The Supreme Court in 1973 established a three-pronged test defining obscenity. It’s a pretty high bar that made many of these charges harder to bring, but that doesn’t mean they’re dead.
Two conservative activists in Virginia recently tried to use an obscure state anti-obscenity law to attack two books, even challenging the right of bookstores to sell them. Thankfully, they failed – this time.
Earlier this year, Tommy Altman sued to stop Barnes & Noble stores from selling two titles, Gender Queer: A Memoir by Maia Kobabe, and A Court of Mist and Fury, a fantasy novel by Sarah J, Maas. In court, Altman was represented by Tim Anderson, a Republican member of the House of Delegates representing Virginia Beach.
Altman and Anderson employed the old standby that they were only trying to protect children and claimed they were merely asking that Barnes & Noble not sell the books to minors without parental permission. But if the titles had been declared legally obscene, they would have been beyond protection of the law and could have been pulled from the shelves so no one could buy them.
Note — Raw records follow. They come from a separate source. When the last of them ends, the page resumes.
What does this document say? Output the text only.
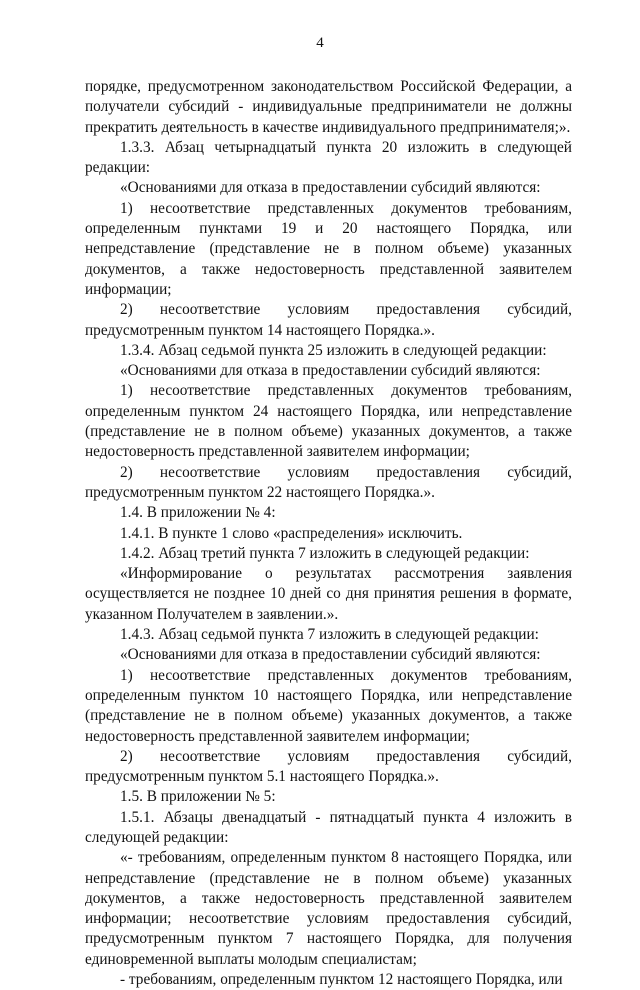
4

порядке, предусмотренном законодательством Российской Федерации, а получатели субсидий - индивидуальные предприниматели не должны прекратить деятельность в качестве индивидуального предпринимателя;».

1.3.3. Абзац четырнадцатый пункта 20 изложить в следующей редакции:

«Основаниями для отказа в предоставлении субсидий являются:

1) несоответствие представленных документов требованиям, определенным пунктами 19 и 20 настоящего Порядка, или непредставление (представление не в полном объеме) указанных документов, а также недостоверность представленной заявителем информации;

2) несоответствие условиям предоставления субсидий, предусмотренным пунктом 14 настоящего Порядка.».

1.3.4. Абзац седьмой пункта 25 изложить в следующей редакции:

«Основаниями для отказа в предоставлении субсидий являются:

1) несоответствие представленных документов требованиям, определенным пунктом 24 настоящего Порядка, или непредставление (представление не в полном объеме) указанных документов, а также недостоверность представленной заявителем информации;

2) несоответствие условиям предоставления субсидий, предусмотренным пунктом 22 настоящего Порядка.».

1.4. В приложении № 4:

1.4.1. В пункте 1 слово «распределения» исключить.

1.4.2. Абзац третий пункта 7 изложить в следующей редакции:

«Информирование о результатах рассмотрения заявления осуществляется не позднее 10 дней со дня принятия решения в формате, указанном Получателем в заявлении.».

1.4.3. Абзац седьмой пункта 7 изложить в следующей редакции:

«Основаниями для отказа в предоставлении субсидий являются:

1) несоответствие представленных документов требованиям, определенным пунктом 10 настоящего Порядка, или непредставление (представление не в полном объеме) указанных документов, а также недостоверность представленной заявителем информации;

2) несоответствие условиям предоставления субсидий, предусмотренным пунктом 5.1 настоящего Порядка.».

1.5. В приложении № 5:

1.5.1. Абзацы двенадцатый - пятнадцатый пункта 4 изложить в следующей редакции:

«- требованиям, определенным пунктом 8 настоящего Порядка, или непредставление (представление не в полном объеме) указанных документов, а также недостоверность представленной заявителем информации; несоответствие условиям предоставления субсидий, предусмотренным пунктом 7 настоящего Порядка, для получения единовременной выплаты молодым специалистам;

- требованиям, определенным пунктом 12 настоящего Порядка, или
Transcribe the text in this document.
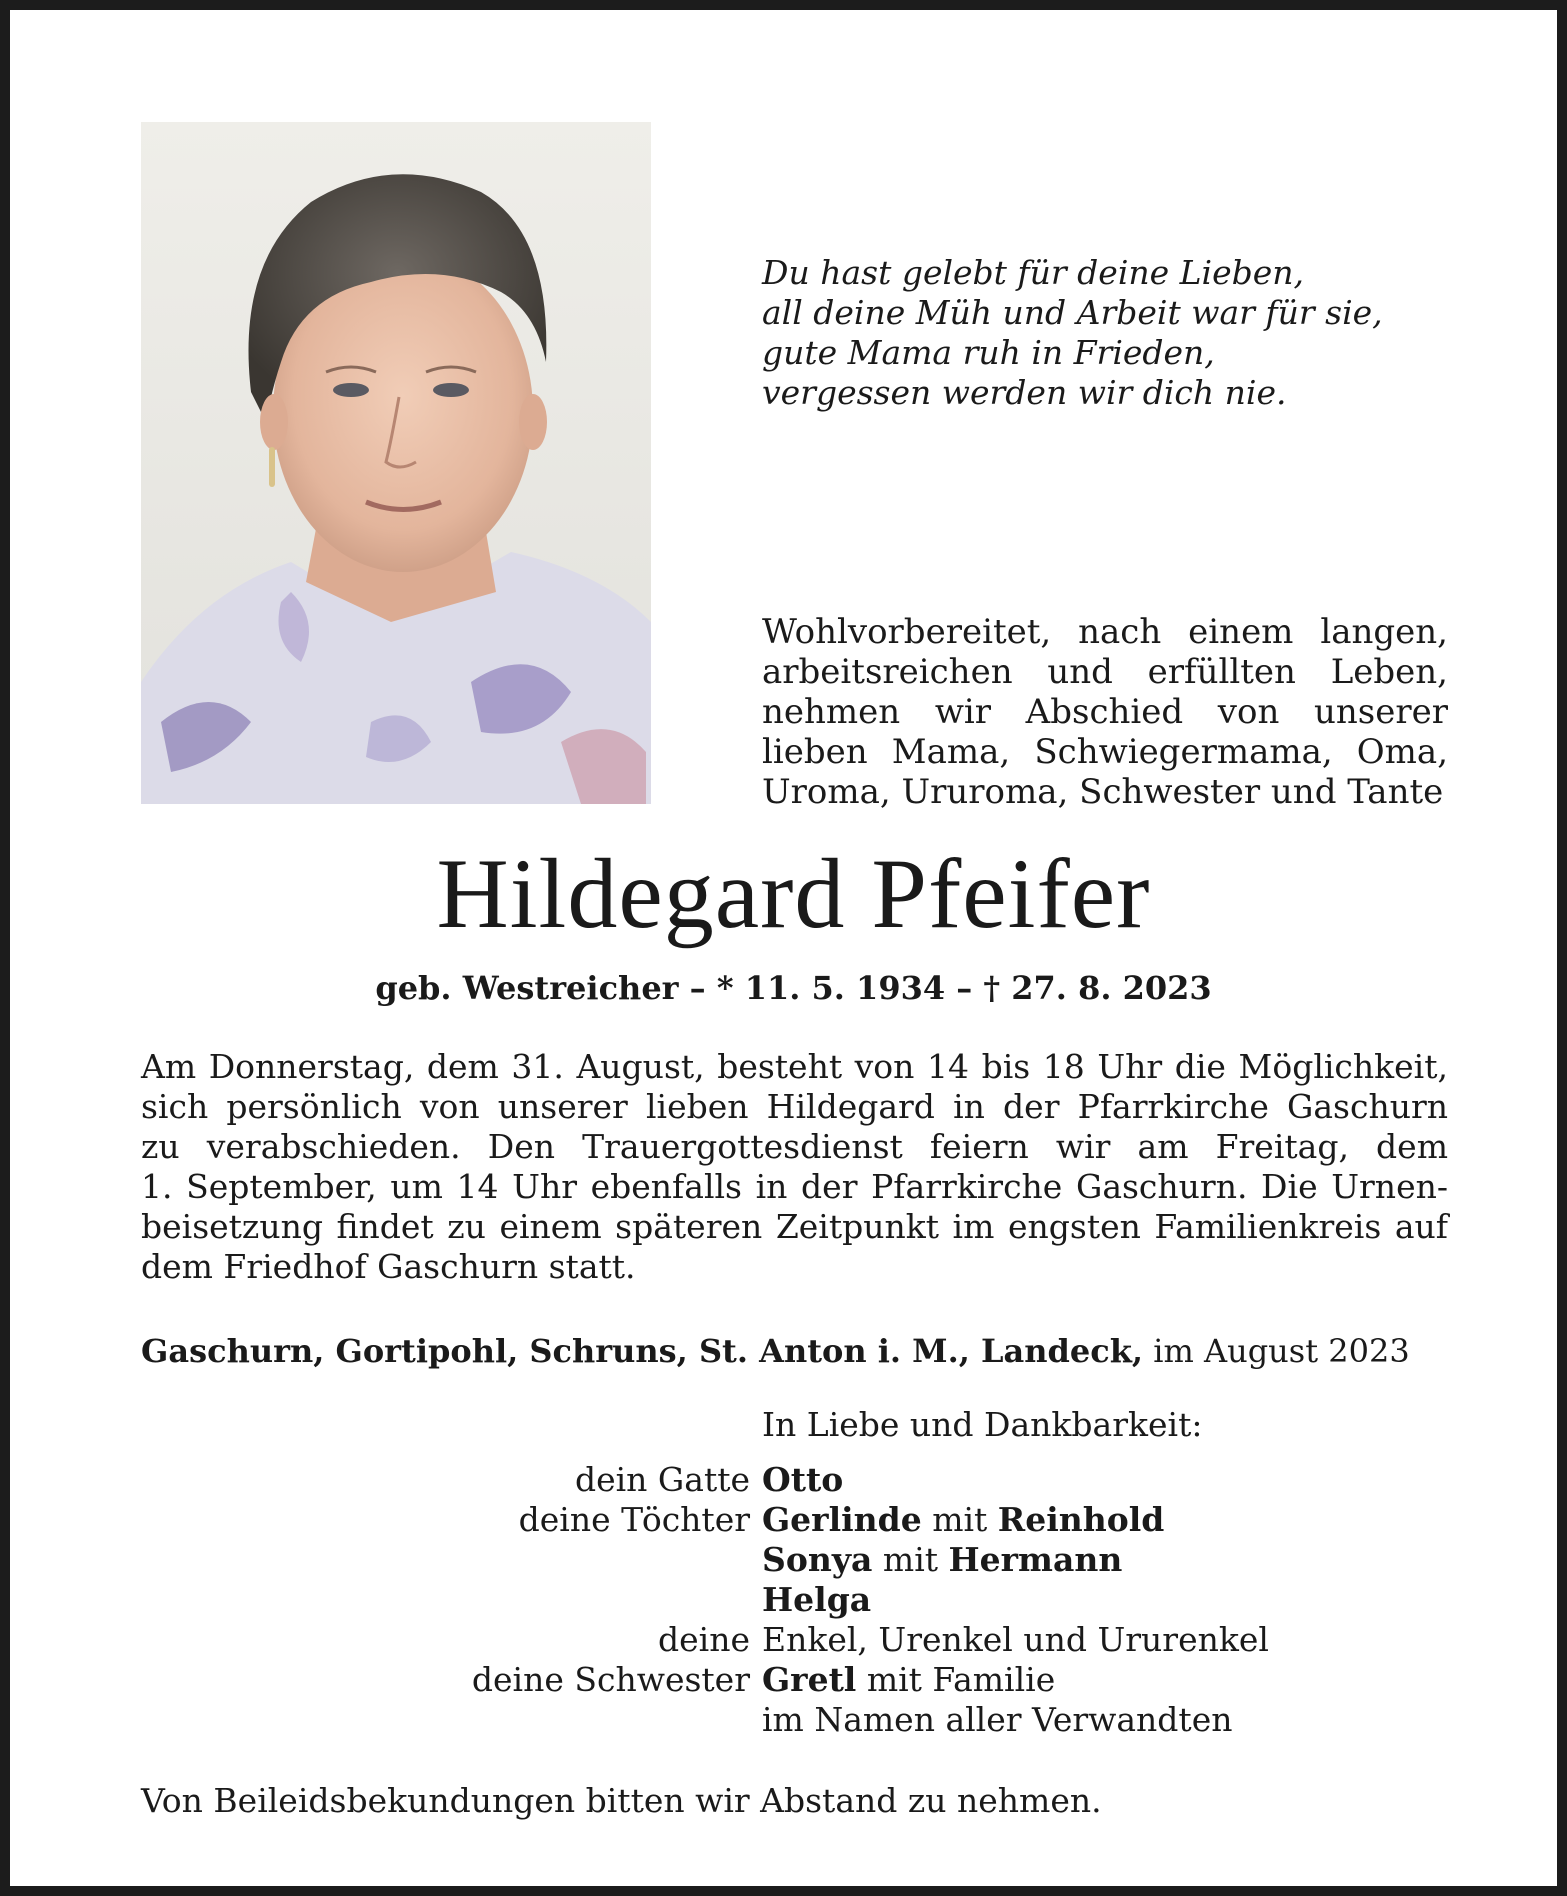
Du hast gelebt für deine Lieben,
all deine Müh und Arbeit war für sie,
gute Mama ruh in Frieden,
vergessen werden wir dich nie.
Wohlvorbereitet, nach einem langen, arbeitsreichen und erfüllten Leben, nehmen wir Abschied von unserer lieben Mama, Schwiegermama, Oma, Uroma, Ururoma, Schwester und Tante
Hildegard Pfeifer
geb. Westreicher – * 11. 5. 1934 – † 27. 8. 2023
Am Donnerstag, dem 31. August, besteht von 14 bis 18 Uhr die Möglichkeit,
sich persönlich von unserer lieben Hildegard in der Pfarrkirche Gaschurn
zu verabschieden. Den Trauergottesdienst feiern wir am Freitag, dem
1. September, um 14 Uhr ebenfalls in der Pfarrkirche Gaschurn. Die Urnen-
beisetzung findet zu einem späteren Zeitpunkt im engsten Familienkreis auf
dem Friedhof Gaschurn statt.
Gaschurn, Gortipohl, Schruns, St. Anton i. M., Landeck, im August 2023
In Liebe und Dankbarkeit:
dein Gatte Otto
deine Töchter Gerlinde mit Reinhold
Sonya mit Hermann
Helga
deine Enkel, Urenkel und Ururenkel
deine Schwester Gretl mit Familie
im Namen aller Verwandten
Von Beileidsbekundungen bitten wir Abstand zu nehmen.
On Tuesday, state Judge Pamela Baskervill dismissed the lawsuit. Baskervill determined that neither book met the legal definition of obscenity. She also ruled that sections of the Virginia anti-obscenity statute are unconstitutional because the law enables censorship by assuming that booksellers are knowingly violating the law when they might have no idea that a particular title on their shelves could be considered obscene.
Altman and Anderson are threatening to appeal Baskervill’s ruling, and Anderson is making noise about introducing legislation that would make it easier to ban books. Virginians who value the freedom to learn should remain alert.